The Hopefield wind farm local community company owns a 5% share in the programme and will get a percentage of the revenue of the project, and later dividends from shareholders. This will be ploughed into projects in the community, the first one being to improve homes with solar geysers and insulation.

Sawea forecasts that wind energy projects could generate over R5-billion of revenue for local economic development over the next 20 years.

A study by postgraduate students Sarah Stands and Holle Wlokas on the commitments and practical outcomes of the REIPPPP has shown how revenue percentage and dividends from shares in the farms will benefit the surrounding local economies and residents over the full lifetime of the wind farms, which is expected to be 20 years.

Socioeconomic Spin-Offs
The procurement system is designed in such a way that each utility-scale wind farm has to invest a percentage of its revenue towards socioeconomic development and, in some cases, enterprise development in the areas surrounding the farm. Shares in the wind farm project company are allocated to an entity representing local residents within a 50-km radius.

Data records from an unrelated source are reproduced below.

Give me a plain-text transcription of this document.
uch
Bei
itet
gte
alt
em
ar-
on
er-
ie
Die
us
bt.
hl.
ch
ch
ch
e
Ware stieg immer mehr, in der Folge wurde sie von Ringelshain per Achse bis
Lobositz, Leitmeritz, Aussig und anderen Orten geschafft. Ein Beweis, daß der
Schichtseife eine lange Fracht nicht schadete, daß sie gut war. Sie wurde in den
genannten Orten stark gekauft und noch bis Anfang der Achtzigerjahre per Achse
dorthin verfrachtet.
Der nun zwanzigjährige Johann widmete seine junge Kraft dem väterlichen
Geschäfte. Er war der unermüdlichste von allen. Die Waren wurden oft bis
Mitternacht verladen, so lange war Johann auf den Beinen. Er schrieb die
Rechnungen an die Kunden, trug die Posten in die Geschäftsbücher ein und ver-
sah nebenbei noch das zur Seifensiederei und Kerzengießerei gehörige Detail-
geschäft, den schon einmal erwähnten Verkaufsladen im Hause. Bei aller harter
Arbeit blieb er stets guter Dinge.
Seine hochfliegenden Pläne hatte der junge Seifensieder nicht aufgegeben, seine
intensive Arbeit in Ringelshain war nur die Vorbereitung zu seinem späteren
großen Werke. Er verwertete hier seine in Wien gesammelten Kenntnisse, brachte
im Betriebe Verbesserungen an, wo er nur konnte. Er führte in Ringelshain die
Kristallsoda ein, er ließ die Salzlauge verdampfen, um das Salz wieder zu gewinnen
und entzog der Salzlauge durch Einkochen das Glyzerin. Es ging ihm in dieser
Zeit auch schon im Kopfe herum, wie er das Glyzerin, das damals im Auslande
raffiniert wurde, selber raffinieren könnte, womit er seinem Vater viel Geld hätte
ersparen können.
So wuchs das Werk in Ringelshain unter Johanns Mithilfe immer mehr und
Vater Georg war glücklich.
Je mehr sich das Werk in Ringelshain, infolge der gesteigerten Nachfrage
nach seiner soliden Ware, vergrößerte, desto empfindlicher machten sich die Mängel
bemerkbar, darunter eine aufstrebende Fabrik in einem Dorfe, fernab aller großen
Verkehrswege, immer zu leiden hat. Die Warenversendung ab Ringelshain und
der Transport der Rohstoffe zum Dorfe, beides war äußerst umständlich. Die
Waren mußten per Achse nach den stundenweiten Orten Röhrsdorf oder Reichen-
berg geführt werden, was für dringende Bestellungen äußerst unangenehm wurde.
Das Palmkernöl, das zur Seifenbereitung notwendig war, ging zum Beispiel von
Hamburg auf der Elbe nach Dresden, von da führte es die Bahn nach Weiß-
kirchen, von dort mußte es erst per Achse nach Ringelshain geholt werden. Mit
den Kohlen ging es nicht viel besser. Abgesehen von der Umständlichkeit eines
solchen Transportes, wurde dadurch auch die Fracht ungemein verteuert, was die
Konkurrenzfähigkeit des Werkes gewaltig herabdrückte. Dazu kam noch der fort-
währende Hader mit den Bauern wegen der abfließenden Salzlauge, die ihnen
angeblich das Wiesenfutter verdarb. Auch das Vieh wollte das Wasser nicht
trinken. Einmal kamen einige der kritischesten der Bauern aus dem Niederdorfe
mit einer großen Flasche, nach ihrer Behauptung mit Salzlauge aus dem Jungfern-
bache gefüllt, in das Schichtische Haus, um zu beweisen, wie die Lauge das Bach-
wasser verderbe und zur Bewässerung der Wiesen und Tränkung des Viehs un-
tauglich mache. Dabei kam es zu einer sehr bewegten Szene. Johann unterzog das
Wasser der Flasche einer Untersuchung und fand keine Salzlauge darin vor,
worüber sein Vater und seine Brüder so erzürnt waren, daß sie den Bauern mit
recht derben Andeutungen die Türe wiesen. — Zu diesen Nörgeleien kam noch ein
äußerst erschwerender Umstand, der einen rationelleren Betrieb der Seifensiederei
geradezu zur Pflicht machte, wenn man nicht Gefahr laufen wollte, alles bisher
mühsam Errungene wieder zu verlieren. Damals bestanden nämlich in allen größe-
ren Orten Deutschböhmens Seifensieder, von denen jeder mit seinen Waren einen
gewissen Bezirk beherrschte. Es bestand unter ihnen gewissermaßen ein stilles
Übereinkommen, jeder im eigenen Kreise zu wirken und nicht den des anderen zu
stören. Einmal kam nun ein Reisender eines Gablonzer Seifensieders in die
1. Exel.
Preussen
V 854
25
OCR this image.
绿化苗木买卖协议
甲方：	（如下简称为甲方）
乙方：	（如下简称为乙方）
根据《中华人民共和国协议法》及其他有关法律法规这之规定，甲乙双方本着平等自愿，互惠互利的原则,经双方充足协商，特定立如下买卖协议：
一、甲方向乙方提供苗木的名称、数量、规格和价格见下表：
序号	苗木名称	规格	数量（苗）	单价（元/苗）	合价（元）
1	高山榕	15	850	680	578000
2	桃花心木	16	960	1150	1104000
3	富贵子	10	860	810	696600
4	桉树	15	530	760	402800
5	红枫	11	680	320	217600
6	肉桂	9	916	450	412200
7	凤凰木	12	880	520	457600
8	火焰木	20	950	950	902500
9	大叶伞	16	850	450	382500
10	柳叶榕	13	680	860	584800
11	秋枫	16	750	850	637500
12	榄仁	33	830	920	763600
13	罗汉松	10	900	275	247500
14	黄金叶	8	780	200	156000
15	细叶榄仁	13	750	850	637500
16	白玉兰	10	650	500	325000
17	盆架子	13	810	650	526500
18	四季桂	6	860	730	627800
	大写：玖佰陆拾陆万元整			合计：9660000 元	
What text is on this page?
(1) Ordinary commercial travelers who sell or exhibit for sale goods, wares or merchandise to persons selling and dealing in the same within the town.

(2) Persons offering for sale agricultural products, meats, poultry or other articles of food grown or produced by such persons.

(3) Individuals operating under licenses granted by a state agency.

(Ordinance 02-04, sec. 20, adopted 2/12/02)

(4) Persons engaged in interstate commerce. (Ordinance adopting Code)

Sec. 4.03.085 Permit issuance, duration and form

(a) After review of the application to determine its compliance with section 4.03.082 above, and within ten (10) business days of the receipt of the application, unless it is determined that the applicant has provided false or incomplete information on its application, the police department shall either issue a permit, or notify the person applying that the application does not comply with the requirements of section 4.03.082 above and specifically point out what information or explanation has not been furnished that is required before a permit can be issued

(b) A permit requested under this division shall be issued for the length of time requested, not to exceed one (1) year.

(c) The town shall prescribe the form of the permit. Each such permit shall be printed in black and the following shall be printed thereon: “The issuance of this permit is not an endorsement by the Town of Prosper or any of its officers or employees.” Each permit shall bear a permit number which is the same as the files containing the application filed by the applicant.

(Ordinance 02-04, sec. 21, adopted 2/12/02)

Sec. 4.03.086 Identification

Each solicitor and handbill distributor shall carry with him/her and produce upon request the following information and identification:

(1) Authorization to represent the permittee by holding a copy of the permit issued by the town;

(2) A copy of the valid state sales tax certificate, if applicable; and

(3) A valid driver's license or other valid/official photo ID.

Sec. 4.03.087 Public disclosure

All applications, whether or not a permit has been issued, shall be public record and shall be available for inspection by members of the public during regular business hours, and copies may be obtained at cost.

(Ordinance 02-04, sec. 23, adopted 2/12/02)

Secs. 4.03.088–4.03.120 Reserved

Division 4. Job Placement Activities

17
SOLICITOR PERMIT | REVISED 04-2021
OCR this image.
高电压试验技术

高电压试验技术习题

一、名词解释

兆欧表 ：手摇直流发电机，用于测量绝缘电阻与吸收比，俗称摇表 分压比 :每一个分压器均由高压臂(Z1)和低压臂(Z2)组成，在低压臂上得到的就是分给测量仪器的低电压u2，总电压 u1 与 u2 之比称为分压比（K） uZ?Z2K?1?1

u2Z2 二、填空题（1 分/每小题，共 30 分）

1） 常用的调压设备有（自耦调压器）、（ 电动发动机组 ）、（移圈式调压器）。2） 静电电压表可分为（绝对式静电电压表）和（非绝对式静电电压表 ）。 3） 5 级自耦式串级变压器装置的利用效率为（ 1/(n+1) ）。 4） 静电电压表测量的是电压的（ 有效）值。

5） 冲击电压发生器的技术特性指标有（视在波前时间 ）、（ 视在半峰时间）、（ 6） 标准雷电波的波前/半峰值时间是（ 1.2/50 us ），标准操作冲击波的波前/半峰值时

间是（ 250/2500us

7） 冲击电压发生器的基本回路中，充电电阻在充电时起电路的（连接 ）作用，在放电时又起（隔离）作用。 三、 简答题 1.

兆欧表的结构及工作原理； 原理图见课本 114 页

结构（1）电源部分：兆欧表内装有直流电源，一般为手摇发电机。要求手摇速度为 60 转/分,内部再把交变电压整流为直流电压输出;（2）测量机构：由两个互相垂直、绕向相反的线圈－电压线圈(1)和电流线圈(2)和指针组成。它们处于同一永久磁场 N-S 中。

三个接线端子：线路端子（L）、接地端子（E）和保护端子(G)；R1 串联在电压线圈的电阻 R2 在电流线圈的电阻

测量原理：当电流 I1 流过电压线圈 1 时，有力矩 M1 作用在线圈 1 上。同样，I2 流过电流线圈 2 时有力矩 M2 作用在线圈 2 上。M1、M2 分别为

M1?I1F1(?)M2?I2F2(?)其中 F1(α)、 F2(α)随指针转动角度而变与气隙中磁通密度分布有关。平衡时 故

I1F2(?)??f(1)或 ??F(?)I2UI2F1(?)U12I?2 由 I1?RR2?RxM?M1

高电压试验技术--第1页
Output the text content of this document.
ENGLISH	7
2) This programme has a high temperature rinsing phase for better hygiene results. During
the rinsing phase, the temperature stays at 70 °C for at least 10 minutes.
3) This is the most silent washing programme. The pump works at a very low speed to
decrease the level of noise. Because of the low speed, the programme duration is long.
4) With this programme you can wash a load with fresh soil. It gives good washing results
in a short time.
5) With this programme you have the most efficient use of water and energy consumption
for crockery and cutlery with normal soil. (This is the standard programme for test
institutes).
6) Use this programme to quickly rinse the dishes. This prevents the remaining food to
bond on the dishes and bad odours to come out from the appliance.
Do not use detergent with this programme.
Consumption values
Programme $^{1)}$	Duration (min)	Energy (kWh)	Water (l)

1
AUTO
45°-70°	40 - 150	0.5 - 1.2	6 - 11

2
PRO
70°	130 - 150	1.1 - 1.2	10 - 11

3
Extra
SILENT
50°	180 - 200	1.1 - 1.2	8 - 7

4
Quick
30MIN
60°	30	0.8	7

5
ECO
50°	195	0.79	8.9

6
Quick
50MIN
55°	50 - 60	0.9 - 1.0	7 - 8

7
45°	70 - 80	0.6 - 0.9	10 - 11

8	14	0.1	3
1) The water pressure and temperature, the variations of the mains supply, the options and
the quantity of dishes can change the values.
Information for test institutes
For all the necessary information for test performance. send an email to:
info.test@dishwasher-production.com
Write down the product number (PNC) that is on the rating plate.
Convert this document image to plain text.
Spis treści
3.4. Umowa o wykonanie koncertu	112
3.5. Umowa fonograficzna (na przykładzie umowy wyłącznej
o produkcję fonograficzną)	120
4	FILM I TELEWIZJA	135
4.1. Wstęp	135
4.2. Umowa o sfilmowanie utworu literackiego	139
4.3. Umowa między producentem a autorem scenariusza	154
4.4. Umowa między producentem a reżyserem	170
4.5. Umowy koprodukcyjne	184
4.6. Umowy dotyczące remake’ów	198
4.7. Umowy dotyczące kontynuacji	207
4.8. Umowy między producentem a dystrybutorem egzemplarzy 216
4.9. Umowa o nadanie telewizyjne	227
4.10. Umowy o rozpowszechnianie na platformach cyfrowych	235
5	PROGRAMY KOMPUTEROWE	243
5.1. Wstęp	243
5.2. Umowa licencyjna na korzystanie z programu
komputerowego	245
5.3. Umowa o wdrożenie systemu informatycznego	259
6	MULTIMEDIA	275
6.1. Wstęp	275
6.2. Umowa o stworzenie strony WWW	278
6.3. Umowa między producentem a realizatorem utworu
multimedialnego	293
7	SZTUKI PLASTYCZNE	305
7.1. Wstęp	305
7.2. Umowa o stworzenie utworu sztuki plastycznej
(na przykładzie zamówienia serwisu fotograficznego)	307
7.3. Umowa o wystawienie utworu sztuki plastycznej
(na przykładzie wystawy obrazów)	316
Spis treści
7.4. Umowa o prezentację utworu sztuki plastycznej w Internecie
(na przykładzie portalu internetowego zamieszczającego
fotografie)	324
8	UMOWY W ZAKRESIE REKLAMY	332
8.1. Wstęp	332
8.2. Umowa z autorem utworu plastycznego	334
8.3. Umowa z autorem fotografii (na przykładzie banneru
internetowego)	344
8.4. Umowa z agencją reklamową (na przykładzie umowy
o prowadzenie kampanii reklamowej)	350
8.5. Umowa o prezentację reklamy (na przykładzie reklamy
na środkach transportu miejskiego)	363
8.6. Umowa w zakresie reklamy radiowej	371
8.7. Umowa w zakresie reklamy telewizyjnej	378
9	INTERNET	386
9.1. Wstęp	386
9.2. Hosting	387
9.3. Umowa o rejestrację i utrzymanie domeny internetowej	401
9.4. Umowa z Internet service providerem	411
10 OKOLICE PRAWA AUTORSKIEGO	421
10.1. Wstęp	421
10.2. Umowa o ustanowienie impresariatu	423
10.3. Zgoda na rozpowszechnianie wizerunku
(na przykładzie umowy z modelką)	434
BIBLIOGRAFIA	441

The benefits for the community can be very generous, depending on the project. Wind energy developments allocate between 2.5% and 40% of shareholding to legal entities representing local communities. The dividends generated from each development need to be invested into local economic development projects and programmes.

The funds will be released once the wind farms start to generate profit, which can take up to ten years. It may take a while to reap the returns, but it could be very worthwhile for people living in the reach of wind farms.

In part to help potential investors seek out good opportunities, South Africa’s first ever Wind Atlas has been developed.

The Wind Atlas, developed in conjunction with the Danish government and the United Nations Development Programme, as well as several other partners, will help industry and government identify excellent wind development zones. It has been mapping the Western Cape, parts of the Northern Cape, and the Eastern Cape. More funding from the Danish government will see the Wind Atlas being expanded into the remaining areas of the Eastern Cape, KwaZulu-Natal and parts of the Free State.

Wind, topography and land cover have been measured, while an Extreme Wind Atlas has also been launched. Ten 60-m-high wind masts have been installed at various sites. Graphs are available to the public online, while data from each wind station is regularly updated.

Government has welcomed the Wind Atlas as a way of boosting the industry.

“We need good and reliable tools such as the Wind Atlas for long-term strategic planning. It will help developers to prepare for wind farms and diversify our energy mix,” Mokgadi Modise, chief director of clean energy in the Department of Energy, told a recent seminar on the Wind Atlas in Cape Town.

African Pioneer
South Africa is increasingly seen as a pioneer in the wind field on the continent.

“As the market grows in the coming years, many companies in the Danish wind industry will be looking at South Africa. We believe it can be a springboard for companies interested in other African markets as they mature in the future,” Danish Wind Association CEO Jan Hylleberg told Engineering News.

As bid window three has reached completion, many are eagerly awaiting the start of round four bidding, which is expected in August.

“The wind industry is able to rapidly build much more than we are currently doing. Dozens of prospective wind farms have permits and approvals in place and could go into construction within six months if government gives the go-ahead today,” says Sawea chairperson Dipolelo Elford.

As winter bites, the threat of load shedding is palpable. While wind energy may not be able to make a big dent in the short term, it could increasingly become a solution to South Africa’s energy demands in the years to come.